Alderson was expected to be the “Star of the Prairies”, the major centre for miles around. Mother Nature had other plans and by the end of the 1930s it was all over for Alderson. Fires, harsh winters, and crippling drought would see the Star of the Prairies disappear.

On that initial visit I photographed everything in black and white. Given the light, the barren landscape, and the history of the location, it just seemed appropriate.

A subsequent visit in 2012 brought both color to my images as well as a more detailed exploration of the small Alderson cemetery located just east of the townsite.

It was my visits to Alderson which sparked my desire to learn more about the history of the TransCanada Highway. Prior to that first visit I never knew how many times the TCH was realigned in its relatively short history. The old alignment, which in this area ranges from well-maintained gravel road to nothing more than two dirt tracks in the grass, has created a desire to one day create a series of films documenting the history of the road.
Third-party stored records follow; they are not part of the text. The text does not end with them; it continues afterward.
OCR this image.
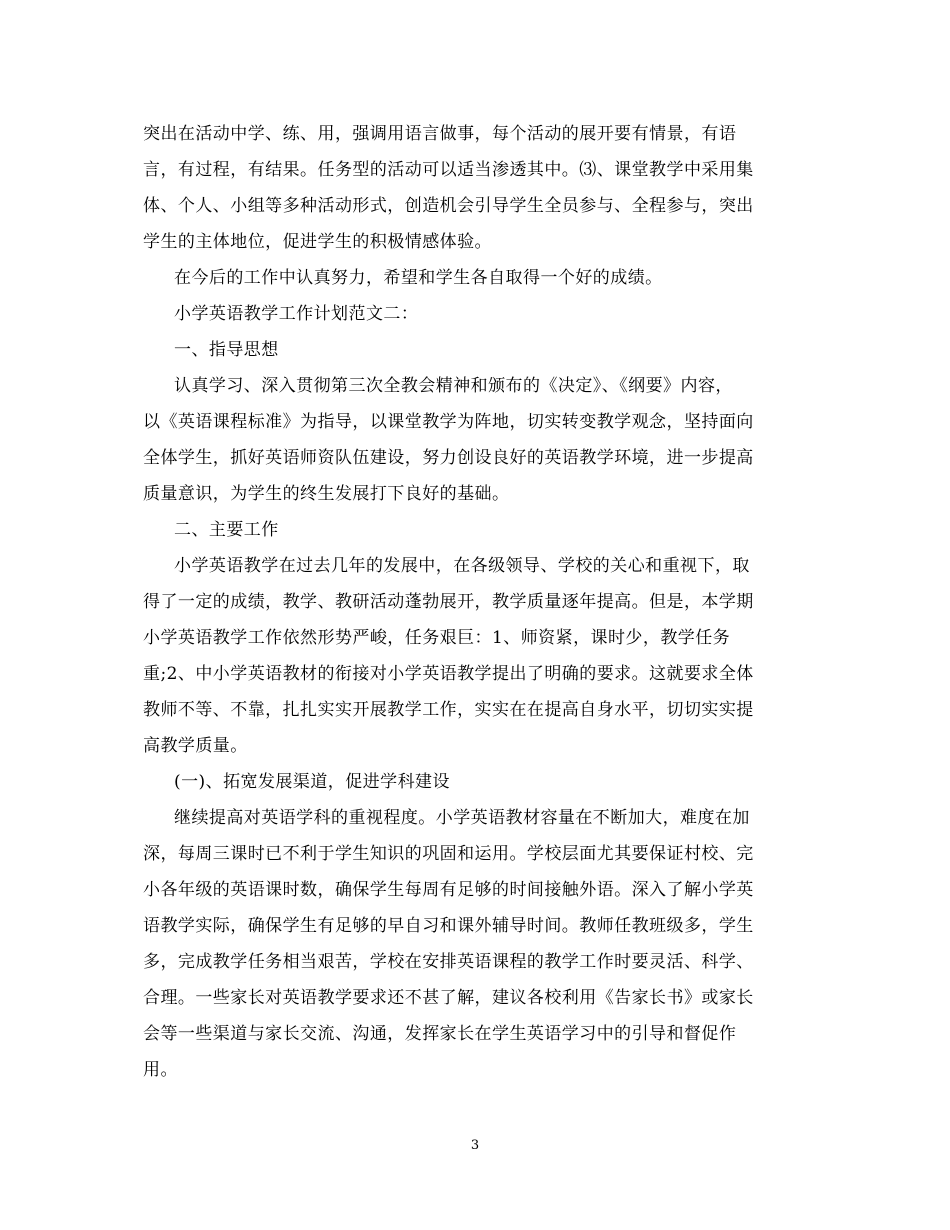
突出在活动中学、练、用，强调用语言做事，每个活动的展开要有情景，有语
言，有过程，有结果。任务型的活动可以适当渗透其中。⑶、课堂教学中采用集
体、个人、小组等多种活动形式，创造机会引导学生全员参与、全程参与，突出
学生的主体地位，促进学生的积极情感体验。
在今后的工作中认真努力，希望和学生各自取得一个好的成绩。
小学英语教学工作计划范文二：
一、指导思想
认真学习、深入贯彻第三次全教会精神和颁布的《决定》、《纲要》内容，
以《英语课程标准》为指导，以课堂教学为阵地，切实转变教学观念，坚持面向
全体学生，抓好英语师资队伍建设，努力创设良好的英语教学环境，进一步提高
质量意识，为学生的终生发展打下良好的基础。
二、主要工作
小学英语教学在过去几年的发展中，在各级领导、学校的关心和重视下，取
得了一定的成绩，教学、教研活动蓬勃展开，教学质量逐年提高。但是，本学期
小学英语教学工作依然形势严峻，任务艰巨：1、师资紧，课时少，教学任务
重;2、中小学英语教材的衔接对小学英语教学提出了明确的要求。这就要求全体
教师不等、不靠，扎扎实实开展教学工作，实实在在提高自身水平，切切实实提
高教学质量。
(一)、拓宽发展渠道，促进学科建设
继续提高对英语学科的重视程度。小学英语教材容量在不断加大，难度在加
深，每周三课时已不利于学生知识的巩固和运用。学校层面尤其要保证村校、完
小各年级的英语课时数，确保学生每周有足够的时间接触外语。深入了解小学英
语教学实际，确保学生有足够的早自习和课外辅导时间。教师任教班级多，学生
多，完成教学任务相当艰苦，学校在安排英语课程的教学工作时要灵活、科学、
合理。一些家长对英语教学要求还不甚了解，建议各校利用《告家长书》或家长
会等一些渠道与家长交流、沟通，发挥家长在学生英语学习中的引导和督促作
用。
3
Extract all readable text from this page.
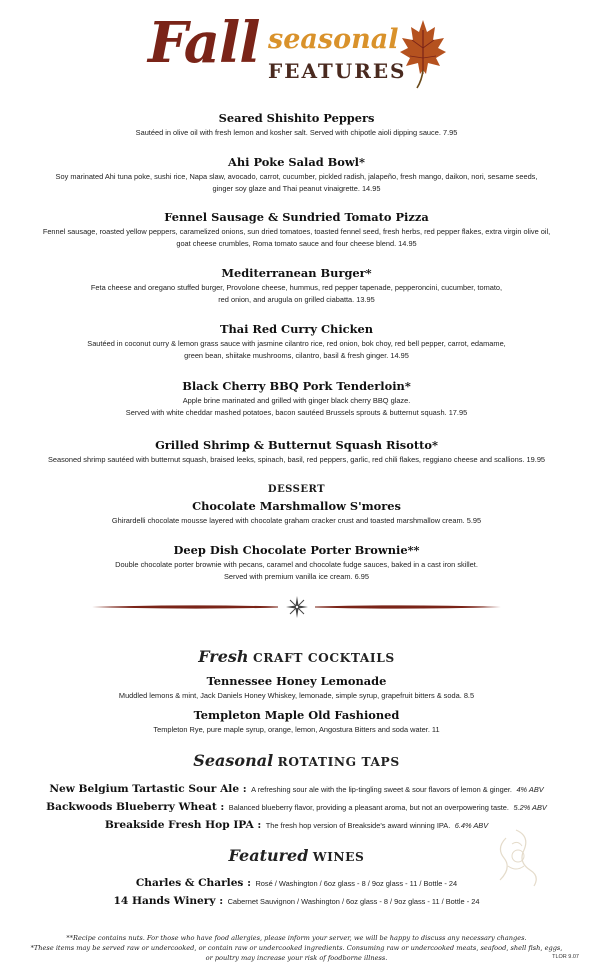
Fall seasonal
FEATURES
Seared Shishito Peppers
Sautéed in olive oil with fresh lemon and kosher salt. Served with chipotle aioli dipping sauce. 7.95
Ahi Poke Salad Bowl*
Soy marinated Ahi tuna poke, sushi rice, Napa slaw, avocado, carrot, cucumber, pickled radish, jalapeño, fresh mango, daikon, nori, sesame seeds,
ginger soy glaze and Thai peanut vinaigrette. 14.95
Fennel Sausage & Sundried Tomato Pizza
Fennel sausage, roasted yellow peppers, caramelized onions, sun dried tomatoes, toasted fennel seed, fresh herbs, red pepper flakes, extra virgin olive oil,
goat cheese crumbles, Roma tomato sauce and four cheese blend. 14.95
Mediterranean Burger*
Feta cheese and oregano stuffed burger, Provolone cheese, hummus, red pepper tapenade, pepperoncini, cucumber, tomato,
red onion, and arugula on grilled ciabatta. 13.95
Thai Red Curry Chicken
Sautéed in coconut curry & lemon grass sauce with jasmine cilantro rice, red onion, bok choy, red bell pepper, carrot, edamame,
green bean, shiitake mushrooms, cilantro, basil & fresh ginger. 14.95
Black Cherry BBQ Pork Tenderloin*
Apple brine marinated and grilled with ginger black cherry BBQ glaze.
Served with white cheddar mashed potatoes, bacon sautéed Brussels sprouts & butternut squash. 17.95
Grilled Shrimp & Butternut Squash Risotto*
Seasoned shrimp sautéed with butternut squash, braised leeks, spinach, basil, red peppers, garlic, red chili flakes, reggiano cheese and scallions. 19.95
DESSERT
Chocolate Marshmallow S'mores
Ghirardelli chocolate mousse layered with chocolate graham cracker crust and toasted marshmallow cream. 5.95
Deep Dish Chocolate Porter Brownie**
Double chocolate porter brownie with pecans, caramel and chocolate fudge sauces, baked in a cast iron skillet.
Served with premium vanilla ice cream. 6.95
Fresh CRAFT COCKTAILS
Tennessee Honey Lemonade
Muddled lemons & mint, Jack Daniels Honey Whiskey, lemonade, simple syrup, grapefruit bitters & soda. 8.5
Templeton Maple Old Fashioned
Templeton Rye, pure maple syrup, orange, lemon, Angostura Bitters and soda water. 11
Seasonal ROTATING TAPS
New Belgium Tartastic Sour Ale : A refreshing sour ale with the lip-tingling sweet & sour flavors of lemon & ginger. 4% ABV
Backwoods Blueberry Wheat : Balanced blueberry flavor, providing a pleasant aroma, but not an overpowering taste. 5.2% ABV
Breakside Fresh Hop IPA : The fresh hop version of Breakside's award winning IPA. 6.4% ABV
Featured WINES
Charles & Charles : Rosé / Washington / 6oz glass - 8 / 9oz glass - 11 / Bottle - 24
14 Hands Winery : Cabernet Sauvignon / Washington / 6oz glass - 8 / 9oz glass - 11 / Bottle - 24
**Recipe contains nuts. For those who have food allergies, please inform your server, we will be happy to discuss any necessary changes.
*These items may be served raw or undercooked, or contain raw or undercooked ingredients. Consuming raw or undercooked meats, seafood, shell fish, eggs,
or poultry may increase your risk of foodborne illness.	TLOR 9.07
While it may not have the romance and history of the USA’s Route 66, the TCH is our “mother road”. It is a story told in multiple books, but one which I think needs to be told in a more visual medium.

Anyway, lunch is almost over so I need to wrap up this posting. The townsite of Alderson was the victim of a fire in 2015 (?) which eliminated the remaining buildings shown in my photos. (The buildings may have been destroyed before the fire, but I’m not sure.)